The Financial Services Information Sharing and Analysis Center (FS-ISAC), an industry consortium dedicated to reducing cyber risk in the global financial system, said on May 26 that 75 percent of cybersecurity professionals representing financial institutions around the world made dramatic changes to their firm’s cybersecurity programs to cope with the rapid shift to remote work due to the COVID-19 pandemic.
FS-ISAC polled 871 cybersecurity professionals from financial institutions around the world at its Virtual Summit on May 19, which gathered more than 3000 cybersecurity professionals in the financial services industry. The poll gauged which trends driven by the pandemic had the most impact on their cybersecurity programs.
Key findings include:
- Digital banking tools were ready to securely handle a huge increase in volume as only three percent of respondents saw these tools driving significant program changes
- Eleven percent of respondents said third party risk concerns led to dramatic change
- Forty-six percent reported their financial institution is likely to invest more in cybersecurity post-pandemic
“The accelerated shift to remote work has fueled a rapid evolution of the cyber threat landscape,” said Steve Silberstein, CEO of FS-ISAC. “As the effects of this pandemic continue to unfold, CISOs and cybersecurity teams are constantly adapting their cybersecurity programs to meet a new reality that is everything but normal.”
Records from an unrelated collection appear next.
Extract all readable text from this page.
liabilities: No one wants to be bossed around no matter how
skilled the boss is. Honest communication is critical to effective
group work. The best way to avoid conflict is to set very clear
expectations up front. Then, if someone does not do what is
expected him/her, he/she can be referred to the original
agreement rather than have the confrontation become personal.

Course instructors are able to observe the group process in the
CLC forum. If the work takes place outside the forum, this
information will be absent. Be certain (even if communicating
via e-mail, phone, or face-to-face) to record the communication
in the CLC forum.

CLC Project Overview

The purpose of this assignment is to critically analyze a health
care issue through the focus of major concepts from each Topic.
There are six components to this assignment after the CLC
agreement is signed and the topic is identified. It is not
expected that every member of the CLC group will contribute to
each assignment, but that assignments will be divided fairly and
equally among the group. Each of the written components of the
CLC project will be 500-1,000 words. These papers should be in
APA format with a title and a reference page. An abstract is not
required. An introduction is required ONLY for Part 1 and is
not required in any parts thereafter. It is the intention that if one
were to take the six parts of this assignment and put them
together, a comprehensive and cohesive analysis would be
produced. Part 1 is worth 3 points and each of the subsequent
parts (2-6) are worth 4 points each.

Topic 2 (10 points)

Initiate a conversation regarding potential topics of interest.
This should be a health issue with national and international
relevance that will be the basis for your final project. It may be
To support its nearly 7,000 members in sharing information about cyber threats, including those derived from the pandemic, FS-ISAC launched the FS-ISAC Intelligence Exchange in April 2020. The platform includes a new cyber intelligence sharing app and a secure chat function for real-time communication and collaboration. Since its launch, more than 6,000 users globally have adopted the new platform.
FS-ISAC polled its members at its 2020 Virtual Summit held on May 19, 2020. The survey gauged which trends driven by the pandemic had the most impact on financial institutions’ cybersecurity programs. Registered attendees represented financial institutions from more than 50 countries, including the United States, Canada, Brazil, United Kingdom, India, and Singapore. The percentages are based on a total of 871 responses.